I've been tracking this issue since the Cambridge Analytica scandal. The "we" who celebrated it was mostly Silicon Valley VCs and tech press, not everyday users who consistently rated data privacy as their top concern.
Pi-hole hosts files actually support IP mappings for local DNS overrides. The IP approach lets you route TikTok domains to a honeypot server for analytics—way more valuable for monetizing privacy tools than pure blocking.
TikTok, more than any other app, seems to be aware of things that I talk about. I'm not big on conspiracy theories (well until the past six months or so), but I really wonder if TikTok has figured out a way to listen with the microphone on my phone. I will be chatting about the most random thing -- needing a new washing machine -- and then I'll suddenly get some washing machine add in the next hour. Or someone will mention a movie being snubbed for the Oscar's, and then an edit for that movie pops up.

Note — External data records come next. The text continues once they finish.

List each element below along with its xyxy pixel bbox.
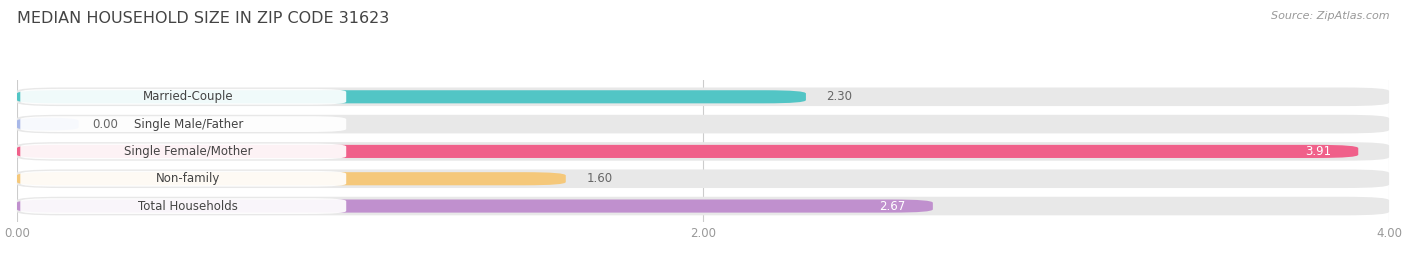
Text: Single Male/Father: Single Male/Father [134, 118, 243, 131]
Text: Source: ZipAtlas.com: Source: ZipAtlas.com [1271, 11, 1389, 21]
Text: 2.30: 2.30 [827, 90, 852, 103]
FancyBboxPatch shape [17, 172, 565, 185]
FancyBboxPatch shape [17, 199, 932, 213]
FancyBboxPatch shape [17, 169, 1389, 188]
FancyBboxPatch shape [17, 87, 1389, 106]
FancyBboxPatch shape [17, 142, 1389, 161]
FancyBboxPatch shape [20, 198, 346, 214]
FancyBboxPatch shape [20, 171, 346, 187]
Text: MEDIAN HOUSEHOLD SIZE IN ZIP CODE 31623: MEDIAN HOUSEHOLD SIZE IN ZIP CODE 31623 [17, 11, 389, 26]
Text: Single Female/Mother: Single Female/Mother [124, 145, 253, 158]
FancyBboxPatch shape [20, 89, 346, 105]
Text: Total Households: Total Households [138, 200, 239, 213]
FancyBboxPatch shape [17, 145, 1358, 158]
Text: 1.60: 1.60 [586, 172, 613, 185]
FancyBboxPatch shape [17, 197, 1389, 215]
FancyBboxPatch shape [17, 115, 1389, 133]
Text: 0.00: 0.00 [93, 118, 118, 131]
Text: Married-Couple: Married-Couple [143, 90, 233, 103]
Text: 3.91: 3.91 [1305, 145, 1331, 158]
Text: 2.67: 2.67 [879, 200, 905, 213]
FancyBboxPatch shape [17, 90, 806, 103]
Text: Non-family: Non-family [156, 172, 221, 185]
FancyBboxPatch shape [17, 118, 79, 131]
FancyBboxPatch shape [20, 116, 346, 132]
FancyBboxPatch shape [20, 144, 346, 159]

I never did a search or anything else on any app on any devices related to these things, but somehow TikTok seemed to know. Maybe coincidence that I have heightened awareness of... but it does seem different.
Facebook was doing tracking pixels in the 00s. It probably worked even better then because stuff that's currently in apps was on the web back then and fewer people ran adblockers.
Every party in the advertising ecosystem should be assumed to be doing this (and your adblocker should be trying its best to block it).
TikTok is now a Zionist operation being run by (former?) members of Mossad's Unit 8200, which is like the NSA's cybersecurity group. So monitoring everyone is literally the point of TikTok now. Meta, Google, Apple, and others are also participating in it. Silicon Valley not actively mobilizing against this shows how geeks are complicit with genocide and the systems that drive it.
The article says in the title how that won't solve the problem. Their chief solution is guarding against invisible tracking pixels all over the web, and how using a properly equipped browser and extensions can hopefully mitigate them. I found the article's recommendation of suitable browsers to be quite poor: a brush off to Firefox and no mention of LibreWolf, IronFox, etc al.
Been dealing with web tracking since the DoubleClick days. The only real solution is a combo of uBlock Origin and Firefox with total cookie protection turned on. Has worked reliably for years.
Most people don't realize the tracking happens through embedded share buttons and "Login with TikTok" on third-party sites - even if you've never installed the app. Tools like uBlock Origin or Pi-hole can block these domains at the network level.